David Bachmann ist seit fünf Jahren Handelsdelegierter in Libyen. Er war während der Revolution einer der wenigen Ausländer, die im Land verblieben und ist seither Zeuge der radikalen Veränderungen im Land. Die FURCHE traf ihn während eines Kurzaufenthalts in Wien.

Die Furche: Sie sind seit fünf Jahren in Tripolis und haben dort auch die Revolution miterlebt. Seit Kurzem gibt es eine neue Regierung in Libyen. Wenn Sie das Leben vor der Revolution und jetzt vergleichen - wie hat es sich verändert?

David Bachmann: Für mich persönlich haben sich die Lebensumstände verschlechtert, für die Libyer haben sie sich durchwegs verbessert. Mit Verschlechterung meine ich die Sicherheitslage und das soziale Umfeld. Es gibt derzeit wesentlich weniger Ausländer in Libyen. Für die Lokalbevölkerung hat sich die Wirtschaftslage aber gebessert. Die Löhne wurden um 50 Prozent angehoben.
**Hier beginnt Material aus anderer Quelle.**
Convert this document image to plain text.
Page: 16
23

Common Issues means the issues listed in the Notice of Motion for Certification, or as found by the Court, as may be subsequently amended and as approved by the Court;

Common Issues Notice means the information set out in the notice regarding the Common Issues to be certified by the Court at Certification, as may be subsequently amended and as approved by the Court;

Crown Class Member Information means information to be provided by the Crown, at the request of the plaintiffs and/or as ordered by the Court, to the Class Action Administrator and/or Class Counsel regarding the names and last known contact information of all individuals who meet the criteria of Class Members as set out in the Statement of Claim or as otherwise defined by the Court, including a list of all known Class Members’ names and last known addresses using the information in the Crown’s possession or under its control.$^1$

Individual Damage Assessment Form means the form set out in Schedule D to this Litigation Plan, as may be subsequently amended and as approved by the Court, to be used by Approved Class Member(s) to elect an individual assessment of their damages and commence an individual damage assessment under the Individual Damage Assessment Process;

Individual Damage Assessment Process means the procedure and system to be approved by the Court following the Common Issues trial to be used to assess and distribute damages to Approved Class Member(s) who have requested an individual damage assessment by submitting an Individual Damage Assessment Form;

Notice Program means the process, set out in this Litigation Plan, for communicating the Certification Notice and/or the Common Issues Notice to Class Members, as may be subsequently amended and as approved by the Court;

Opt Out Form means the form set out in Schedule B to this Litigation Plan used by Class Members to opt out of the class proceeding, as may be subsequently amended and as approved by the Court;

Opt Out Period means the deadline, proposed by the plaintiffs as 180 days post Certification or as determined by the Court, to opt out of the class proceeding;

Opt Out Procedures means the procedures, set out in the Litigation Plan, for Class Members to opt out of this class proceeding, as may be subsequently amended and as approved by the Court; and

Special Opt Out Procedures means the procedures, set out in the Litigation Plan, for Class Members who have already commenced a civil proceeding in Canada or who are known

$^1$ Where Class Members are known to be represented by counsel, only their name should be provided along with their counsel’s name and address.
Die Menschen leben nicht mehr in Angst. Sie entwickeln Selbstbewusstsein und Ideen. Viele versuchen sich jetzt als Unternehmer.

Die Furche: Sie sagten, die Angst sei gesunken. Die Medien hingegen berichten von einer sehr unsicheren Lage. Das Parlament wurde gestürmt, der US-Botschafter in einem Attentat getötet, es gibt ständige bewaffnete Auseinandersetzungen zwischen Milizen. Wie gehen Sie damit um?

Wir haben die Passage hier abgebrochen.